Channels are the unit of configuration — each has its own timeout, backpressure limit, and throttle setting.

Deliveries

When a message is published to a channel with subscribers, each subscriber receives a Delivery envelope wrapping the original message. The subscriber must explicitly resolve the delivery by calling ack! (success) or nack! (failure).
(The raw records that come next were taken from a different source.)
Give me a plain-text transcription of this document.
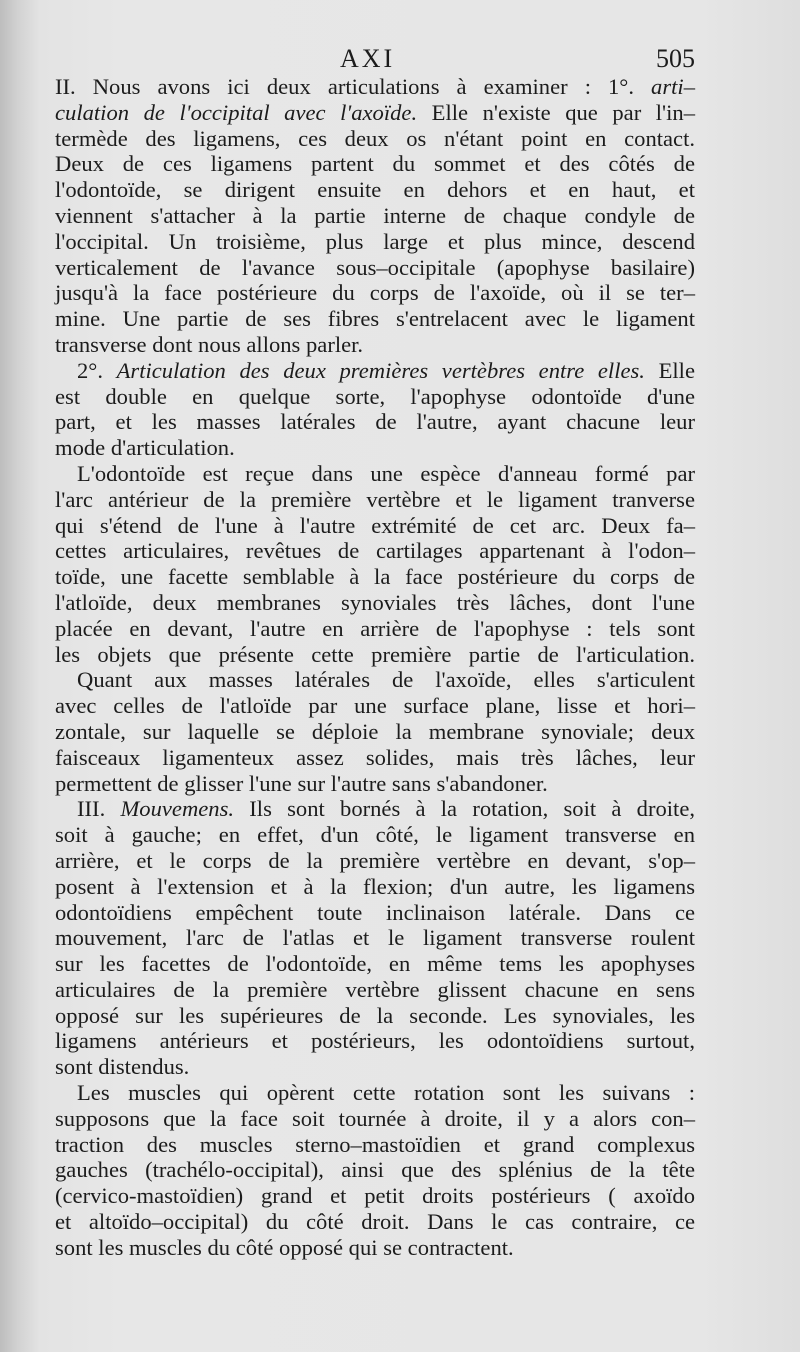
AXI	505
II. Nous avons ici deux articulations à examiner : 1°. arti–
culation de l'occipital avec l'axoïde. Elle n'existe que par l'in–
termède des ligamens, ces deux os n'étant point en contact.
Deux de ces ligamens partent du sommet et des côtés de
l'odontoïde, se dirigent ensuite en dehors et en haut, et
viennent s'attacher à la partie interne de chaque condyle de
l'occipital. Un troisième, plus large et plus mince, descend
verticalement de l'avance sous–occipitale (apophyse basilaire)
jusqu'à la face postérieure du corps de l'axoïde, où il se ter–
mine. Une partie de ses fibres s'entrelacent avec le ligament
transverse dont nous allons parler.
2°. Articulation des deux premières vertèbres entre elles. Elle
est double en quelque sorte, l'apophyse odontoïde d'une
part, et les masses latérales de l'autre, ayant chacune leur
mode d'articulation.
L'odontoïde est reçue dans une espèce d'anneau formé par
l'arc antérieur de la première vertèbre et le ligament tranverse
qui s'étend de l'une à l'autre extrémité de cet arc. Deux fa–
cettes articulaires, revêtues de cartilages appartenant à l'odon–
toïde, une facette semblable à la face postérieure du corps de
l'atloïde, deux membranes synoviales très lâches, dont l'une
placée en devant, l'autre en arrière de l'apophyse : tels sont
les objets que présente cette première partie de l'articulation.
Quant aux masses latérales de l'axoïde, elles s'articulent
avec celles de l'atloïde par une surface plane, lisse et hori–
zontale, sur laquelle se déploie la membrane synoviale; deux
faisceaux ligamenteux assez solides, mais très lâches, leur
permettent de glisser l'une sur l'autre sans s'abandoner.
III. Mouvemens. Ils sont bornés à la rotation, soit à droite,
soit à gauche; en effet, d'un côté, le ligament transverse en
arrière, et le corps de la première vertèbre en devant, s'op–
posent à l'extension et à la flexion; d'un autre, les ligamens
odontoïdiens empêchent toute inclinaison latérale. Dans ce
mouvement, l'arc de l'atlas et le ligament transverse roulent
sur les facettes de l'odontoïde, en même tems les apophyses
articulaires de la première vertèbre glissent chacune en sens
opposé sur les supérieures de la seconde. Les synoviales, les
ligamens antérieurs et postérieurs, les odontoïdiens surtout,
sont distendus.
Les muscles qui opèrent cette rotation sont les suivans :
supposons que la face soit tournée à droite, il y a alors con–
traction des muscles sterno–mastoïdien et grand complexus
gauches (trachélo-occipital), ainsi que des splénius de la tête
(cervico-mastoïdien) grand et petit droits postérieurs ( axoïdo
et altoïdo–occipital) du côté droit. Dans le cas contraire, ce
sont les muscles du côté opposé qui se contractent.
If neither is called before the channel's timeout expires, the delivery auto-nacks.

Delivery Tracker

A DeliveryTracker aggregates the responses from all subscribers for a single published message. A message is considered "delivered" only when every subscriber has ACKed. If any subscriber NACKs, the failed deliveries route to the dead letter queue.

Dead Letter Queue

Every channel has a Dead Letter Queue (DLQ) that collects failed deliveries. Entries arrive from:

  • Explicit nack! calls
  • Delivery timeouts (auto-nack)
  • Messages published with no subscribers

The DLQ supports iteration, draining for retry, and callbacks for real-time alerting.

MessageBus

The MessageBus is a registry facade that manages multiple named channels with shared statistics. It provides a single entry point for publish, subscribe, and lifecycle operations.

Configuration Cascade

TypedBus resolves configurable parameters through three tiers:

Global  →  Bus  →  Channel

Each tier inherits from the one above unless explicitly overridden. See Configuration Cascade for details.

Concurrency Model

TypedBus uses fiber-only concurrency powered by the async gem. There are no mutexes and no threads. All state is managed within a single Async reactor. Operations like backpressure waits and throttle sleeps yield the calling fiber, not the thread.